A data agent can be very useful here. It can help executives identify patterns more quickly. It can reduce the workload on operational teams by minimizing the need for manual analysis. It can democratize data access without giving every user direct access to every table.
But the data agent isn't the starting point. It's the result of a well-prepared database.
How Companies Should Get Started
A good starting point doesn't begin with the question of which AI feature can be enabled. It begins with the most important business questions.
Which decisions are taking too long these days? Where does manual reporting occur? Which metrics are regularly discussed because no one is sure which number is correct? What data does management really need to better manage projects, the pipeline, finances, or customers?
According to this, companies should not connect all data sources right away. It is better to start with a clear use case that offers high business value.
| Step | Goal |
| Select a business issue | for example, project profitability, pipeline quality, or customer segmentation |
| Defining Terms | Establish a Common Logic for Metrics and States |
| Check Data Sources | Identify relevant systems, data quality, and gaps |
| Build a semantic model | Make a uniform business logic available for analysis and agents |
| Clarify Permissions | ensure that users see only relevant data |
| Test the agent | Validate and improve answers with subject matter experts |
| Scale | Add additional data fields and questions step by step |
The result is not a technical experiment, but a data-driven approach with clear benefits.

Conclusion: AI needs more than just access to data
Data agents in the workplace are an important step. They make data more accessible, more intuitive, and more integrated into everyday work. But they do not automatically solve the underlying problem faced by many organizations.
If terms such as revenue, margin, capacity utilization, project status, or customer value are interpreted differently, even the best agent cannot provide a reliable basis for decision-making. It merely highlights the lack of a common data language.
The next competitive advantage, therefore, lies not only in implementing Copilot or Fabric Data Agents. It lies in preparing data in such a way that AI truly understands the business.

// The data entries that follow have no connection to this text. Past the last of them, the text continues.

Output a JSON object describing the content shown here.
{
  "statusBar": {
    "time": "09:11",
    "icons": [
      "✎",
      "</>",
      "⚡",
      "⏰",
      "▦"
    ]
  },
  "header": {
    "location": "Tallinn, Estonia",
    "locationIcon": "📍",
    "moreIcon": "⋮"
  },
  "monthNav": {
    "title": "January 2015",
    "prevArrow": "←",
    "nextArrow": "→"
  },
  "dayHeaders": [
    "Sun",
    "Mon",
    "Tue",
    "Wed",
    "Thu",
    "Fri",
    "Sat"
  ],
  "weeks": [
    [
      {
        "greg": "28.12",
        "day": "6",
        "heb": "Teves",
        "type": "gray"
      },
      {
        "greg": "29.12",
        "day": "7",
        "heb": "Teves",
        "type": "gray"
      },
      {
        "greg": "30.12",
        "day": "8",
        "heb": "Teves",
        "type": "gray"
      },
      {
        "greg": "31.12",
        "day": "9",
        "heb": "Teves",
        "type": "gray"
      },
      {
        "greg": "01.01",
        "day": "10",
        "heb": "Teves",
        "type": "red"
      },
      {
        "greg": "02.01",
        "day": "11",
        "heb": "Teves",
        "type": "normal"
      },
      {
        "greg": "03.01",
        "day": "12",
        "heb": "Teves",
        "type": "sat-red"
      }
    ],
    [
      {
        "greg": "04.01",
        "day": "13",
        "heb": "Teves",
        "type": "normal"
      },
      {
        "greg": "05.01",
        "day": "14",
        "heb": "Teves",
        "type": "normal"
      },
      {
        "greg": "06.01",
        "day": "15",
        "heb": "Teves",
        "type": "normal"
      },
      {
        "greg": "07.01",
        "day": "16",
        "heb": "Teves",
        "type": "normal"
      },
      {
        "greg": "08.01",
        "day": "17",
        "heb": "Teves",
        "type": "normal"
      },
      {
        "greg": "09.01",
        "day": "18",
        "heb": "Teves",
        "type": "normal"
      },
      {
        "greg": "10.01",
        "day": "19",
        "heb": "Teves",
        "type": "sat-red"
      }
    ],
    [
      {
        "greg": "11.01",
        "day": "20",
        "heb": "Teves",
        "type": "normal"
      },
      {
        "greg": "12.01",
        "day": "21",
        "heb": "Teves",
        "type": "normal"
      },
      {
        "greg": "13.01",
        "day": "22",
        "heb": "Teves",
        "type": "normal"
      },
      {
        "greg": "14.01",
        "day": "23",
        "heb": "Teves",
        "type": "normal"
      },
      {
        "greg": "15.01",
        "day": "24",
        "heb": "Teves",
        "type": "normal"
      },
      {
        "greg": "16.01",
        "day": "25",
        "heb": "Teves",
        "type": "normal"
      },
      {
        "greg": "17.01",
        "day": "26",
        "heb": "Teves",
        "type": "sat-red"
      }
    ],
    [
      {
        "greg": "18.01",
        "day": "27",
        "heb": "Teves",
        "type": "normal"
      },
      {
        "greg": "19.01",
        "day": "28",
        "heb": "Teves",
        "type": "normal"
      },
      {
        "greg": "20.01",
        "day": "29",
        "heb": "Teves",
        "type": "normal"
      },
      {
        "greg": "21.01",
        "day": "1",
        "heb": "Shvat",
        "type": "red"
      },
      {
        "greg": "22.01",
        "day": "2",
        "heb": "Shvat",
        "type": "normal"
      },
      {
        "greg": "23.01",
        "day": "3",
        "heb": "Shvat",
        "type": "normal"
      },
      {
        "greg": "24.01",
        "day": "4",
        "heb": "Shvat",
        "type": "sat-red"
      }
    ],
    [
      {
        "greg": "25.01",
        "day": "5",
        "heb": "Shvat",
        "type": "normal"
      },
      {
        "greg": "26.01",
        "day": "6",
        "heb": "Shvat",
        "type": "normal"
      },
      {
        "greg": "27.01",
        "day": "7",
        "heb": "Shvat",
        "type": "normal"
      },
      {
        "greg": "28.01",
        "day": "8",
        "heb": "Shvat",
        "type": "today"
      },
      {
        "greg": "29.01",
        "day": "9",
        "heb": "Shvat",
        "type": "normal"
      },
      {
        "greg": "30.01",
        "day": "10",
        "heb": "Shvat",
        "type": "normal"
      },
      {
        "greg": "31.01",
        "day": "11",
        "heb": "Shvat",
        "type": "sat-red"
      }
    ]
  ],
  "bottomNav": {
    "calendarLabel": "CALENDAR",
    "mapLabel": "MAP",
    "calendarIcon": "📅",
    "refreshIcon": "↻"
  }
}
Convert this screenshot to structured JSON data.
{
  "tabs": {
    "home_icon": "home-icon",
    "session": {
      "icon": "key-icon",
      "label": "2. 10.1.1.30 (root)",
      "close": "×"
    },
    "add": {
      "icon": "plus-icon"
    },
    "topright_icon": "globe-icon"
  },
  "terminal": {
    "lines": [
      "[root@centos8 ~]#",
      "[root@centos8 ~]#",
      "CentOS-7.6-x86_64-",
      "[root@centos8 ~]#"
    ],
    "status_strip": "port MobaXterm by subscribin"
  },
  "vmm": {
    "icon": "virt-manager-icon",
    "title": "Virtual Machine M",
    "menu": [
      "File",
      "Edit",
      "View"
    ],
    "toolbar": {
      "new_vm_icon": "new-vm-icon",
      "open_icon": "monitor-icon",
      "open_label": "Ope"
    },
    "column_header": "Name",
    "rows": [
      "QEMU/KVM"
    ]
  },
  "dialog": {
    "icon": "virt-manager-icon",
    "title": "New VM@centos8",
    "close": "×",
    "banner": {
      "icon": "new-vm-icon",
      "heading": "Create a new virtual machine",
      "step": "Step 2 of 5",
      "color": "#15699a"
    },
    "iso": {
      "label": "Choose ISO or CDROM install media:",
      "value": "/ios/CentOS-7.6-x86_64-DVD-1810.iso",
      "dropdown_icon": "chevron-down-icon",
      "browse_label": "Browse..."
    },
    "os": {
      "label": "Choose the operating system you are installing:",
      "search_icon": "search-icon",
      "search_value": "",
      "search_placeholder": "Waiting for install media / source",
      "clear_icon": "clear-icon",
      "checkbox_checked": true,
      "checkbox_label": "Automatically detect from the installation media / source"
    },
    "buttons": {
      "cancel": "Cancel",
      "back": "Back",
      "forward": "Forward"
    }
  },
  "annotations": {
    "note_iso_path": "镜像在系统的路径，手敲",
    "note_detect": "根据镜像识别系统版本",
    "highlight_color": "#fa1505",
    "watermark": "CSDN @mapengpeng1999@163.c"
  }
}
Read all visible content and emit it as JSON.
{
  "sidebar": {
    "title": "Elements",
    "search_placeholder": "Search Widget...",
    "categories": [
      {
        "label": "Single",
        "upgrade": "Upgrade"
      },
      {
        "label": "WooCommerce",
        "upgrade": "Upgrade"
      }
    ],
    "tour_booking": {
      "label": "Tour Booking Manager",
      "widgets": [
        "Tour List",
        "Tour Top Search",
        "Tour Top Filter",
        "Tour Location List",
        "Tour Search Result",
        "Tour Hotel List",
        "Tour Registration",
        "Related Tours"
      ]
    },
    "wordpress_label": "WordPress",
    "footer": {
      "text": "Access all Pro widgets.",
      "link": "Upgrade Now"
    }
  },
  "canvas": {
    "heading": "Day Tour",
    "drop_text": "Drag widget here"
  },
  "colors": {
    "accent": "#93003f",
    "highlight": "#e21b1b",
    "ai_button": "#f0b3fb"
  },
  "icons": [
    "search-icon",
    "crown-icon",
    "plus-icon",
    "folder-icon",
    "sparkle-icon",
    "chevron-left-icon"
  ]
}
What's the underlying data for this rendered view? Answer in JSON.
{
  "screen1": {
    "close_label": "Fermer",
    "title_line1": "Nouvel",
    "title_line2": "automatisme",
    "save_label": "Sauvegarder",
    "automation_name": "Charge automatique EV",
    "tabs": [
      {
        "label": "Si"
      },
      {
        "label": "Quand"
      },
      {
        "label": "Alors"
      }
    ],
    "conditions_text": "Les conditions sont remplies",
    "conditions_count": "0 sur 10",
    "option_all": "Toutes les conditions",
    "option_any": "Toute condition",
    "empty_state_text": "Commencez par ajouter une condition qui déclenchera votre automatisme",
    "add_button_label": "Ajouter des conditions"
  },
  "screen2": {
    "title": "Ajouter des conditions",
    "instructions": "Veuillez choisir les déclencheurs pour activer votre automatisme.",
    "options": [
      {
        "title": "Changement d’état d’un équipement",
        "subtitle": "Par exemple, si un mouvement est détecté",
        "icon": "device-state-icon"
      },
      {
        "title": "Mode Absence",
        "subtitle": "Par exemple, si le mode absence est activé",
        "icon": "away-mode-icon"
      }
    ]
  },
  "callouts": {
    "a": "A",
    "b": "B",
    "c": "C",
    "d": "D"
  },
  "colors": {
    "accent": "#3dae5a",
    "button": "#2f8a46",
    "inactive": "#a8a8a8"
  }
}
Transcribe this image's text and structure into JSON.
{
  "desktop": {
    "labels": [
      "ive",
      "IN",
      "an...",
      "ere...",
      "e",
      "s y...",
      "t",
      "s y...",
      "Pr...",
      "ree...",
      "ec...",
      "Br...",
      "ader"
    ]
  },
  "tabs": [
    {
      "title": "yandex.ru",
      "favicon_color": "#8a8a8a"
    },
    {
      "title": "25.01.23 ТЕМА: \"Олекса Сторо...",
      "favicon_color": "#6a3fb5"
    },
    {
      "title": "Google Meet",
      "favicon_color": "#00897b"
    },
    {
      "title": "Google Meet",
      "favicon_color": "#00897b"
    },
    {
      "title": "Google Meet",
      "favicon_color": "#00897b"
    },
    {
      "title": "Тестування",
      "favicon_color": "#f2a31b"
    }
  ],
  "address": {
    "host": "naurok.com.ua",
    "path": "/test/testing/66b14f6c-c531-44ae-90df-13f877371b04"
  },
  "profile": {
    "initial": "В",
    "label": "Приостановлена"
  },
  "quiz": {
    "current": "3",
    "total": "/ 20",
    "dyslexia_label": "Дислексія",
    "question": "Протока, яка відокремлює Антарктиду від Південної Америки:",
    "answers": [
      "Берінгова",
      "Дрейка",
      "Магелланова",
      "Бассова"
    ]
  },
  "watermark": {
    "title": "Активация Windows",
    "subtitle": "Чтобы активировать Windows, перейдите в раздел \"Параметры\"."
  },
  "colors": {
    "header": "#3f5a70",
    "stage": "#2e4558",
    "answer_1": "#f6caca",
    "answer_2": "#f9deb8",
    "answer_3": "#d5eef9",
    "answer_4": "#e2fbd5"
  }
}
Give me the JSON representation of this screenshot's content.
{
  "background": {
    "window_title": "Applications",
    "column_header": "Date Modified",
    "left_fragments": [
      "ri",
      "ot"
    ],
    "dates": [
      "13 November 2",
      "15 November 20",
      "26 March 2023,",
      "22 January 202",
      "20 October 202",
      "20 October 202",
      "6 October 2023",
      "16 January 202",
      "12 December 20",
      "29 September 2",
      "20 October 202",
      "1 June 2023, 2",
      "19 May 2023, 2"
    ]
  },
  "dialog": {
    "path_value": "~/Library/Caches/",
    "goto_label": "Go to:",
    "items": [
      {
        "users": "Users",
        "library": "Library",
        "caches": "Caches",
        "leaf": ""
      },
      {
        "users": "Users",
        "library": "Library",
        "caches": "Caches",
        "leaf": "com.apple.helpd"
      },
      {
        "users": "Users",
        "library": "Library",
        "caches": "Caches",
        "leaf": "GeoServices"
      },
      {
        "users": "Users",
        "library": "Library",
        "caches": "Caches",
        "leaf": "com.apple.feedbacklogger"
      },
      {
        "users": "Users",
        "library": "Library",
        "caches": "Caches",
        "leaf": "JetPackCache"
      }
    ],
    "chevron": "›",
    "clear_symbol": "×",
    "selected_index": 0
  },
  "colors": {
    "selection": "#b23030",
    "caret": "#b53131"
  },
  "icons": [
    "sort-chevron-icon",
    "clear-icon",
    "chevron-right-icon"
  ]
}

Those who establish a common data language gain more than just better reports. They lay the foundation for reliable data agents, faster decision-making, and productive AI within the company.
FAQ
What are data agents in a company?
Data agents are AI-powered systems that allow users to ask questions in natural language about corporate data. They can draw on data sources such as lakehouses, data warehouses, semantic models, or analytical models to provide answers and insights.
Why isn't data access enough for AI?
Data access simply means that a system can read data. To provide reliable answers, AI also needs context, definitions, rules, permissions, and a shared understanding of key business terms.
What does "common data language" mean?
A common data language defines standardized definitions for metrics and terms such as revenue, margin, pipeline, project status, capacity utilization, and customer value. It ensures that departments do not use the same terms with different meanings.
Why is semantics important for AI agents?
Semantics gives data meaning. It helps AI agents understand how metrics, terms, and business logic are related. Gartner warns that a lack of semantics can make AI agents inaccurate and inefficient.
What role does Microsoft Fabric play?
Microsoft Fabric can consolidate data from various sources and make it available for conversational use through Data Agents. Fabric Data Agents can work with OneLake, lakehouses, data warehouses, Power BI Semantic Models, and KQL databases, among other things.
How do companies get started with data agents?
The best way to get started is with a specific business question that offers significant value. Next, terms, data sources, permissions, and semantic models should be clarified. Only then should a data agent be tested in a production environment and expanded.